PAYG Withholding – New Legislation Removing Tax Deductions for Non-Complaint Businesses
Semmens & Co urges all our business clients to review your PAYG Withholding payments, as new legislation removing tax deductions for entities who fail to comply with their withholding obligations are set to kick in.
As a payer, your business may need to withhold amounts from payments you make to your workers, other businesses and other payees, and make regular payments to the ATO (as monthly or quarterly installments). The most common payments you withhold amounts from are those to: your employees; the directors; businesses that don’t quote their ABN to you; and, contractors who have a voluntary agreement with you.
Last week, the Treasury Laws Amendment (Black Economy Task Force Measures No. 2) Bill 2018 passed both Houses, introducing new legislation to deny an income tax deduction for certain payments, if withholding obligations have not been complied with.
The deduction is only denied where no amount has been withheld at all or no notification is made to the commissioner.
Payments that are impacted includes salary, wages, commissions, bonuses or allowances to an employee; director’s fees; payments under a labor hire arrangement; payments to a religious practitioner; and, payments for a supply of services.
With the introduction of this new law, we encourage all businesses to review payments made to employees and contractors and ensure withholding obligations are being met.
This advice also extends to privately-owned businesses, which may have historically waited until year-end to classify payments to Directors (Director’s fees or bonuses). We encourage all businesses to review the withholding requirements at the time when payments are being made, to ensure compliance with both withholding obligations and STP reporting.
We also encourage businesses who engage workers on a contract basis to review the basis on which these workers are engaged. This may also be an opportunity to review the method by which they are engaged.
The Federal Government has announced new legislation on 1 October 2018, to extend the right to request full-time or part-time employment to all casuals. The Fair Work Commission last year decided almost all modern awards should contain a right to request permanency, for casual employees who have worked on a regular basis for 12 months or more. The ruling by the Fair Work Commission allows casuals who have worked regular hours for at least one year to have their application for a permanent position taken seriously by their employer. Employers can still refuse the request to make a position permanent, but they’d need to have reasonable grounds – such as not seeing your job being available in the next 12 months or if it would require a significant adjustment to your hours of work. Employers will also have to consult with the employee before deciding not to grant a permanent position.

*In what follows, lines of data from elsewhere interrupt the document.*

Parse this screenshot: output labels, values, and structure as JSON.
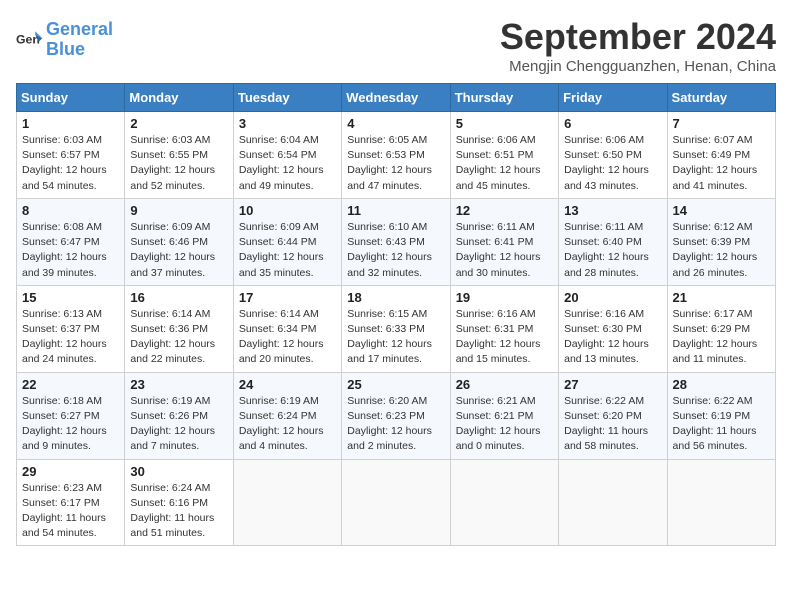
{
  "header": {
    "logo_line1": "General",
    "logo_line2": "Blue",
    "month_title": "September 2024",
    "location": "Mengjin Chengguanzhen, Henan, China"
  },
  "days_of_week": [
    "Sunday",
    "Monday",
    "Tuesday",
    "Wednesday",
    "Thursday",
    "Friday",
    "Saturday"
  ],
  "weeks": [
    [
      {
        "day": 1,
        "sunrise": "6:03 AM",
        "sunset": "6:57 PM",
        "daylight": "12 hours and 54 minutes."
      },
      {
        "day": 2,
        "sunrise": "6:03 AM",
        "sunset": "6:55 PM",
        "daylight": "12 hours and 52 minutes."
      },
      {
        "day": 3,
        "sunrise": "6:04 AM",
        "sunset": "6:54 PM",
        "daylight": "12 hours and 49 minutes."
      },
      {
        "day": 4,
        "sunrise": "6:05 AM",
        "sunset": "6:53 PM",
        "daylight": "12 hours and 47 minutes."
      },
      {
        "day": 5,
        "sunrise": "6:06 AM",
        "sunset": "6:51 PM",
        "daylight": "12 hours and 45 minutes."
      },
      {
        "day": 6,
        "sunrise": "6:06 AM",
        "sunset": "6:50 PM",
        "daylight": "12 hours and 43 minutes."
      },
      {
        "day": 7,
        "sunrise": "6:07 AM",
        "sunset": "6:49 PM",
        "daylight": "12 hours and 41 minutes."
      }
    ],
    [
      {
        "day": 8,
        "sunrise": "6:08 AM",
        "sunset": "6:47 PM",
        "daylight": "12 hours and 39 minutes."
      },
      {
        "day": 9,
        "sunrise": "6:09 AM",
        "sunset": "6:46 PM",
        "daylight": "12 hours and 37 minutes."
      },
      {
        "day": 10,
        "sunrise": "6:09 AM",
        "sunset": "6:44 PM",
        "daylight": "12 hours and 35 minutes."
      },
      {
        "day": 11,
        "sunrise": "6:10 AM",
        "sunset": "6:43 PM",
        "daylight": "12 hours and 32 minutes."
      },
      {
        "day": 12,
        "sunrise": "6:11 AM",
        "sunset": "6:41 PM",
        "daylight": "12 hours and 30 minutes."
      },
      {
        "day": 13,
        "sunrise": "6:11 AM",
        "sunset": "6:40 PM",
        "daylight": "12 hours and 28 minutes."
      },
      {
        "day": 14,
        "sunrise": "6:12 AM",
        "sunset": "6:39 PM",
        "daylight": "12 hours and 26 minutes."
      }
    ],
    [
      {
        "day": 15,
        "sunrise": "6:13 AM",
        "sunset": "6:37 PM",
        "daylight": "12 hours and 24 minutes."
      },
      {
        "day": 16,
        "sunrise": "6:14 AM",
        "sunset": "6:36 PM",
        "daylight": "12 hours and 22 minutes."
      },
      {
        "day": 17,
        "sunrise": "6:14 AM",
        "sunset": "6:34 PM",
        "daylight": "12 hours and 20 minutes."
      },
      {
        "day": 18,
        "sunrise": "6:15 AM",
        "sunset": "6:33 PM",
        "daylight": "12 hours and 17 minutes."
      },
      {
        "day": 19,
        "sunrise": "6:16 AM",
        "sunset": "6:31 PM",
        "daylight": "12 hours and 15 minutes."
      },
      {
        "day": 20,
        "sunrise": "6:16 AM",
        "sunset": "6:30 PM",
        "daylight": "12 hours and 13 minutes."
      },
      {
        "day": 21,
        "sunrise": "6:17 AM",
        "sunset": "6:29 PM",
        "daylight": "12 hours and 11 minutes."
      }
    ],
    [
      {
        "day": 22,
        "sunrise": "6:18 AM",
        "sunset": "6:27 PM",
        "daylight": "12 hours and 9 minutes."
      },
      {
        "day": 23,
        "sunrise": "6:19 AM",
        "sunset": "6:26 PM",
        "daylight": "12 hours and 7 minutes."
      },
      {
        "day": 24,
        "sunrise": "6:19 AM",
        "sunset": "6:24 PM",
        "daylight": "12 hours and 4 minutes."
      },
      {
        "day": 25,
        "sunrise": "6:20 AM",
        "sunset": "6:23 PM",
        "daylight": "12 hours and 2 minutes."
      },
      {
        "day": 26,
        "sunrise": "6:21 AM",
        "sunset": "6:21 PM",
        "daylight": "12 hours and 0 minutes."
      },
      {
        "day": 27,
        "sunrise": "6:22 AM",
        "sunset": "6:20 PM",
        "daylight": "11 hours and 58 minutes."
      },
      {
        "day": 28,
        "sunrise": "6:22 AM",
        "sunset": "6:19 PM",
        "daylight": "11 hours and 56 minutes."
      }
    ],
    [
      {
        "day": 29,
        "sunrise": "6:23 AM",
        "sunset": "6:17 PM",
        "daylight": "11 hours and 54 minutes."
      },
      {
        "day": 30,
        "sunrise": "6:24 AM",
        "sunset": "6:16 PM",
        "daylight": "11 hours and 51 minutes."
      },
      null,
      null,
      null,
      null,
      null
    ]
  ]
}
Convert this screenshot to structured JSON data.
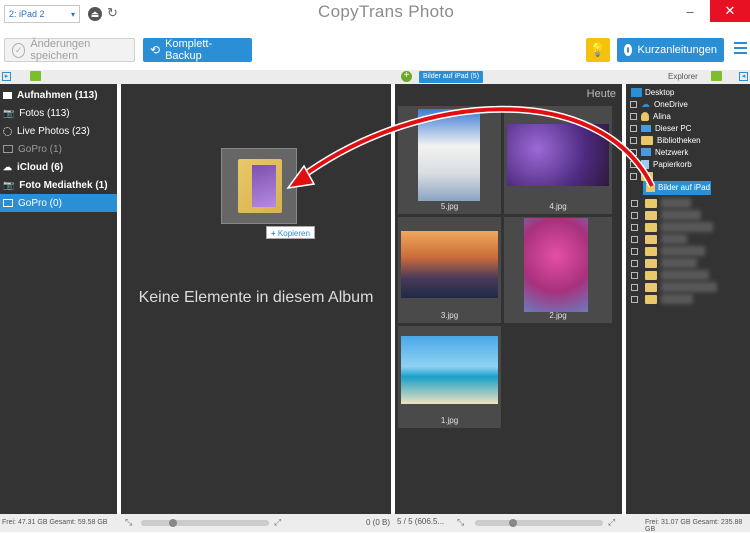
{
  "device": {
    "label": "2: iPad 2"
  },
  "app": {
    "title": "CopyTrans Photo"
  },
  "window": {
    "minimize": "–",
    "close": "✕"
  },
  "toolbar": {
    "save_label": "Änderungen speichern",
    "backup_label": "Komplett-Backup",
    "guides_label": "Kurzanleitungen"
  },
  "sidebar": {
    "items": [
      {
        "label": "Aufnahmen (113)",
        "icon": "folder-icon",
        "bold": true
      },
      {
        "label": "Fotos (113)",
        "icon": "camera-icon"
      },
      {
        "label": "Live Photos (23)",
        "icon": "live-photos-icon"
      },
      {
        "label": "GoPro (1)",
        "icon": "gopro-icon",
        "dim": true
      },
      {
        "label": "iCloud (6)",
        "icon": "cloud-icon",
        "bold": true
      },
      {
        "label": "Foto Mediathek (1)",
        "icon": "camera-icon",
        "bold": true
      },
      {
        "label": "GoPro (0)",
        "icon": "gopro-icon",
        "selected": true
      }
    ]
  },
  "album": {
    "empty_text": "Keine Elemente in diesem Album",
    "drag_tooltip": "Kopieren"
  },
  "pc": {
    "tab_label": "Bilder auf iPad (5)",
    "group_header": "Heute",
    "photos": [
      {
        "name": "5.jpg"
      },
      {
        "name": "4.jpg"
      },
      {
        "name": "3.jpg"
      },
      {
        "name": "2.jpg"
      },
      {
        "name": "1.jpg"
      }
    ]
  },
  "explorer": {
    "title": "Explorer",
    "tree": [
      {
        "label": "Desktop"
      },
      {
        "label": "OneDrive"
      },
      {
        "label": "Alina"
      },
      {
        "label": "Dieser PC"
      },
      {
        "label": "Bibliotheken"
      },
      {
        "label": "Netzwerk"
      },
      {
        "label": "Papierkorb"
      },
      {
        "label": "Bilder auf iPad",
        "selected": true
      }
    ]
  },
  "status": {
    "left_free": "Frei: 47.31 GB Gesamt: 59.58 GB",
    "album_count": "0 (0 B)",
    "pc_count": "5 / 5 (606.5...",
    "right_free": "Frei: 31.07 GB Gesamt: 235.88 GB"
  },
  "colors": {
    "accent": "#2b8fd6",
    "panel": "#333333",
    "arrow": "#e01010"
  }
}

If the ATO Commissioner determines a contractor is an employee and payments have been incorrectly classified, the employer will not only be at risk for unpaid PAYG withholding and compulsory superannuation guarantee payments, the employer will also be at risk of being denied a tax deduction for such payments if the withholding obligations are not complied with.
Albeit, an exception will be made for businesses that make a voluntary disclosure before the commissioner requests or commences an audit.
The best way to mitigate the any risk is to review all payments that may be impacted. Should the business find PAYG withholding obligations have not been met, a voluntary disclosure is recommended.
Noting also that the passage of this bill also includes the extension of the taxable payments reporting system (TPRS) to three industries from 2020.